Most of the Christmas traditions we take for granted today are Victorian inventions: Christmas trees, Christmas stockings and Christmas carols didn’t exist much before the 1840s. Yet while these are somewhat diverting, the most exciting and outrageous Victorian traditions have been almost totally forgotten.
Indeed, in the early years of Queen Victoria’s rule, Christmas rivaled Spring Break for sheer bawdiness and self-destruction. Nowhere is this more evident than in the bonkers Victorian parlor game of Snapdragon.
Traditionally played on Christmas Eve, players of Snapdragon must find themselves a broad, shallow bowl, and then prepare to risk their health. Into this bowl should be poured two dozen raisins. If raisins are hard to come by, almonds, grapes or plums will suffice. You should then pour a bottle of brandy into the bowl so that the raisins bob up and down like drowning flies. Place the bowl on a sturdy table, turn the lights down low, and then, with appropriate panache, ignite the brandy.
To play Snapdragon, arrange your family and friends around the blazing bowl so that their faces are lit in a demonic fashion and then, one by one, take turns plunging your hands into the flames in order to try and grab a raisin. If you can accomplish this, promptly extinguish the flaming raisin by popping it into your mouth and eating it.
As one contemporary commenter wrote, the game “provided a considerable amount of laughter and merriment at the expense of the unsuccessful competitors.” So popular was it that it was even celebrated in poetry:
“With his blue and lapping tongue
Many of you will be stung,
Snip! Snap! Dragon!
For he snaps at all that comes
Snatching at his feast of plums
Snip ! Snap! Dragon!”
For the steadfast Victorian, nothing announced it was Christmas morning better than blistered hands, burned lips and a scorched palate. Snapdragon was so much fun that it even had a non-seasonal variant—Flapdragon—in which a lighted candle was placed in a mug of ale. Participants sought to drink from the mug without setting fire to their beards, mustaches or hair. Fire was to the Victorian era as Netflix is to our milksop age.
Snapdragon was not the only deranged Christmas pursuit on offer, for the Victorians were relentless innovators in painful drunken partying. Take Blind Man’s Buff, which is still played today albeit in a watered-down form. This variant of tag sees one blindfolded player attempting to tag the others.
But the Victorians played an altogether tougher version in which, according to a contemporary chronicler, “it is lawful to set anything in the way for Folks to tumble over, whether it be to break Arms, Legs or Heads, ‘tis no matter.” So painful and numerous were the injuries caused by playing Buff that it was rumored that the game had been invented by “Country Bone Setters” as a way of ensuring business.
Questions and Commands, a variant of today’s Truth or Dare, was also played on Christmas Eve.

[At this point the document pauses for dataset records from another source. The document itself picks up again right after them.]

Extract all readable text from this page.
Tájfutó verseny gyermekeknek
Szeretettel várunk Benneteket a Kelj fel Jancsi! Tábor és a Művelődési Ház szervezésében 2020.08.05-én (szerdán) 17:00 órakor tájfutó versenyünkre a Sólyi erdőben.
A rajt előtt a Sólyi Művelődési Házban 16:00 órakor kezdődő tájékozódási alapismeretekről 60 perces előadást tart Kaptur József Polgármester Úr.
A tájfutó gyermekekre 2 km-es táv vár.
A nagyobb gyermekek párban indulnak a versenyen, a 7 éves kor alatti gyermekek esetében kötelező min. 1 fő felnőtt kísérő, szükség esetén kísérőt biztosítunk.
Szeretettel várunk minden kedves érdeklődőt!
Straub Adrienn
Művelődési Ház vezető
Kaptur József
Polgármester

Failure to follow a command or answer a question led to either a monetary fine, or more often, getting your face completely blackened with soot from the fire. There was of course much drinking of strong ale flavored with nutmeg and sugar but this was often combined with the traditional and nameless Yuletide challenge of trying to spin around fifty times in a minute, which caused most participants to “reel home, or lie down in the Barn.”
If anyone still had energy the evening could end with a game of Hoop and Hide, a diversion similar to Hide and Seek, although it came with the caveat that if anyone was caught hiding in or near a bed “the dispute ends in Kissing.”
As festive games have softened so has Christmas literature. Rather than saccharine tales of Saint Nicholas creeping through the house, Christmas Eve used to be a time of ghost stories and tales of supernatural mischief. Charles Dickens’ A Christmas Carol remains the sole surviving example of what was once a burgeoning tradition of “winter tales” dating back to Elizabethan times (Shakespeare alluded to this tradition in his play, A Winter’s Tale, which is suffused with magic, madness and strange transformations.)
Throughout the 1970s the BBC steadfastly kept up the practice by broadcasting a ghost story in the late hours of Christmas Eve, and in the 2000s even had Christopher Lee sitting in front of a roaring fire reading the bone-chilling stories of M.R. James. Alas this practice has since come to an end, drowned beneath cloying animations and schmaltzy family entertainments.
So yes, the Christmas we celebrate today is Victorian in nature, but it is a far cry from the flaming, bruising, drunken, puking, terrifying festival of yore.